写真館、東京都中野区、笹野、いうワードでネットを検索してみると、それらしきものがヒットした。写真館の一覧のサイトの中に出てきたもので、外観の画像も、ホームページのURLも載っていない。これが、あの笹野さんがやっているという写真館なのだろうか。なんとなく、そこに行ってみたくなった。と言っても笹野さんに会おうなどと思っているわけではない。そんな度胸はないし、そんな立場でもない。行ったところで何がどうなるわけでもないけれど、どんなところか見てみたいと思った。そしてそう思い始めると他のことが手に付かなくなり、家を出たのだった。

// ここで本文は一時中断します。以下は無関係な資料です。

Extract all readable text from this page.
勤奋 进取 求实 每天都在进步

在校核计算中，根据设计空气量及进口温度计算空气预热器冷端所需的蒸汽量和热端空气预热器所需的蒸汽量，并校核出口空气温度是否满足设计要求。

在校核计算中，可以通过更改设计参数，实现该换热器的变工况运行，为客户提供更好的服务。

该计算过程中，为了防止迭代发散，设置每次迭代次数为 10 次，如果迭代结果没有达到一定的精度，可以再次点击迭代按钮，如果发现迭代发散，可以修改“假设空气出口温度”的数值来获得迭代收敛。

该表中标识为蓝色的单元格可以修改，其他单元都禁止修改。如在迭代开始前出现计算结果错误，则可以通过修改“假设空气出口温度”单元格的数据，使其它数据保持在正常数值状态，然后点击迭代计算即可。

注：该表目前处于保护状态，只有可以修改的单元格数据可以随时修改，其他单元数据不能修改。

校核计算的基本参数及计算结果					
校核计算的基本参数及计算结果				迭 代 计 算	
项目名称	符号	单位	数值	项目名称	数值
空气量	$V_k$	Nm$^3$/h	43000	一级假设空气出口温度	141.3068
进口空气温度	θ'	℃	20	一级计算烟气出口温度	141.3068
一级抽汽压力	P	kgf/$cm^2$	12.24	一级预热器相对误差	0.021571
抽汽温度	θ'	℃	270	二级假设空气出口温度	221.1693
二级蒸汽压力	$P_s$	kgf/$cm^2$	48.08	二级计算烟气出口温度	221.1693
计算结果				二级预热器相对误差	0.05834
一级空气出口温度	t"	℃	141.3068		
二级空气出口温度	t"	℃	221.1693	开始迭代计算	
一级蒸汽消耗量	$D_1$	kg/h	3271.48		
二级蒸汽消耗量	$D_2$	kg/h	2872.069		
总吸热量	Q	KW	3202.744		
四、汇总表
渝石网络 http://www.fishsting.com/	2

電車に揺られながらふと思う。勇樹の本心はどこにあるのだろう。知世のことを大切に思っているのはわかる。けれど、もしかしたらそれ以外の誰かが心の中にいるんじゃないか。そんな思いが、頭をもたげていた。

JR中央線中野駅南口から徒歩五分。ネットにそうあった通り、笹野写真館は、駅の南側に位置する商店街の中の、昔ながらの写真館と言った風情の店だった。

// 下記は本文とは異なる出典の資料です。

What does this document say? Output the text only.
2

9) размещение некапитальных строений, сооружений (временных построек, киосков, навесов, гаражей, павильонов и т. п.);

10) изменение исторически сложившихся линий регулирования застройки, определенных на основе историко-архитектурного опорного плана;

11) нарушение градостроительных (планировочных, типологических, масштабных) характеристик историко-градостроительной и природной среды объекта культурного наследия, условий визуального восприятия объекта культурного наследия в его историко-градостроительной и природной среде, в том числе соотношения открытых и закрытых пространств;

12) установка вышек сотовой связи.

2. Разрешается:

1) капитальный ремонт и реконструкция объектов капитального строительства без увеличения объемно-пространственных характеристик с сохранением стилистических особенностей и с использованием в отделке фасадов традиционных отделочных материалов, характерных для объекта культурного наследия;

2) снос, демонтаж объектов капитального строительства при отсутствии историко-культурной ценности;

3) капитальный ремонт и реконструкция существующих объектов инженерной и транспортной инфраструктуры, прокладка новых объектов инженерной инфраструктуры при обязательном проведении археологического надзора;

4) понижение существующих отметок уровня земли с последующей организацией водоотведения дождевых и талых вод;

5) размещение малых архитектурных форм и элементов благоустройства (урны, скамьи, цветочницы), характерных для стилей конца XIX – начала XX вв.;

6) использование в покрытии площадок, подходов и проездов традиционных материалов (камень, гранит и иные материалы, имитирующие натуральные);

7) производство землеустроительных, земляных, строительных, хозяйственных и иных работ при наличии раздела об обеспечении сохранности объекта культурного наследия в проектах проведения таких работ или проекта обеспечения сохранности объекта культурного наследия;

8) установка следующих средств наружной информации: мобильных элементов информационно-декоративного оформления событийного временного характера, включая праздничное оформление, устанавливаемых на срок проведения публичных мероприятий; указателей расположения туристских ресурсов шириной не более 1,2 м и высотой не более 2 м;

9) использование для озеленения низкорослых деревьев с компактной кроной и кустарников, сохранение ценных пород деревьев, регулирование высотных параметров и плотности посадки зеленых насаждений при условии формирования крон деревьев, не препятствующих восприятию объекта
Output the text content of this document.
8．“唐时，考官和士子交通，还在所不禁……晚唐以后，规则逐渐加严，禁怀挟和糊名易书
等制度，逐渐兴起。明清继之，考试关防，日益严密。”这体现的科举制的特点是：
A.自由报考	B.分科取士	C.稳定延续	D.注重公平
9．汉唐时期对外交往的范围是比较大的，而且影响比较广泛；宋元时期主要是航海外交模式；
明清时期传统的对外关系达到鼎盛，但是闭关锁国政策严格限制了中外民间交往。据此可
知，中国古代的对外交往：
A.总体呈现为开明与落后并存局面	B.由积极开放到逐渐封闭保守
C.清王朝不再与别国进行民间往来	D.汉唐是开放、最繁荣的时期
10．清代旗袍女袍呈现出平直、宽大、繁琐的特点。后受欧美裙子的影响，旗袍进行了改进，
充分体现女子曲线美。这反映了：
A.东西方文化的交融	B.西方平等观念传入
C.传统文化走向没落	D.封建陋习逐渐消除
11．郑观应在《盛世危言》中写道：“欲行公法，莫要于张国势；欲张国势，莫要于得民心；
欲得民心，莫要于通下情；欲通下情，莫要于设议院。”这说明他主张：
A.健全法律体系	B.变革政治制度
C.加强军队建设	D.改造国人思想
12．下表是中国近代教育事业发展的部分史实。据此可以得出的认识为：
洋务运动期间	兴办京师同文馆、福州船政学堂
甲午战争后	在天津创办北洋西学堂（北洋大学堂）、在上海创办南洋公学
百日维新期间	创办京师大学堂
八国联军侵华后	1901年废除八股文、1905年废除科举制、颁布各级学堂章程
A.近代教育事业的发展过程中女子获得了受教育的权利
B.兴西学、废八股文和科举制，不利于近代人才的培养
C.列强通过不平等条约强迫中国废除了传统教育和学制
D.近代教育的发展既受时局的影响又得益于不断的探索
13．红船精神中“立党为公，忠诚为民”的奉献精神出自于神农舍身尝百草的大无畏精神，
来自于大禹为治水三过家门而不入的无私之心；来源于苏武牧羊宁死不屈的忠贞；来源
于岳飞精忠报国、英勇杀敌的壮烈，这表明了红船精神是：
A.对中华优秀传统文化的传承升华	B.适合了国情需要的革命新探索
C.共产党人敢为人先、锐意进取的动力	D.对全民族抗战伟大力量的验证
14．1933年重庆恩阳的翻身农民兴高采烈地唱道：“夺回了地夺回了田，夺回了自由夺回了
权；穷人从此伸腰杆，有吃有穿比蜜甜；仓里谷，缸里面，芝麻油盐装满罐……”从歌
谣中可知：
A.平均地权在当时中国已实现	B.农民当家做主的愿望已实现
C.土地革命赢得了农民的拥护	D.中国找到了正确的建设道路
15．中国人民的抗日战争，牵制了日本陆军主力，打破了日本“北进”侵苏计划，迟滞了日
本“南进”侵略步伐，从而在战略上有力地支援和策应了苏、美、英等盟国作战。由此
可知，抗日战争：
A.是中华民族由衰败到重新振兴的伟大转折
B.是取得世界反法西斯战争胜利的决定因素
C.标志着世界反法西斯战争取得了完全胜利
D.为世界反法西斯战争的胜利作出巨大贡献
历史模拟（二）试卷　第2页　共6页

最初は少し離れた所から見ていたのだったが、そのうちゆっくりと店に近づいて行った。

入り口横のショウウィンドウには、大きく引き伸ばされたどこかの誰かの写真が何枚か飾ってある。これをあの笹野さんが撮ったのだろうか。そんなことを考えながらしばらく眺めたあと、なんとなくガラスのドア越しに店の中を覗いた。

「こんにちは。ご用でしょうか?」

驚いてふり向くと、笑顔の女性が立っていた。笹野さんその人だった。

「あら? あなたは……」

普通のお客さんだと思って声をかけたらしく、笹野さんも驚いた顔をした。

「あの、わたし……」

ばつが悪くてしどろもどろしていると、笹野さんはまたにっこりと笑って、「どうもその節は」と言って会釈した。奈瑠も慌てて頭を下げた。

「どうぞ。中でお茶でも飲んで行ってください」

「いえ、あの……」

突然のことで、逃げ出したいような、でも話をしてみたいような複雑な気分だ。

「今はお客さんもいませんし、ちょうどおやつを買いに行っていたところなんですよ。せっかくだから。ね」

笹野さんは手に持っていた袋を掲げて見せた。

奈瑠は腹を決めて、店の中へと足を踏み入れた。

「座っていらして。今お茶を淹れてきますから」

勧められるままに応接用のテーブルにつき、店内に飾ってある写真を見回す。

赤ちゃんに七五三に成人式に結婚式。考えてみれば、自分はそういった人生の節目に写真館で写真を撮ってもらった記憶はない。ただでさえあまり写真など撮らない家庭なのに、わざわざ写真館に出向くことなど考えたこともなかった。世の中には、こういった形で家族の思い出を残そうとする人たちがたくさんいるのだなと感心する。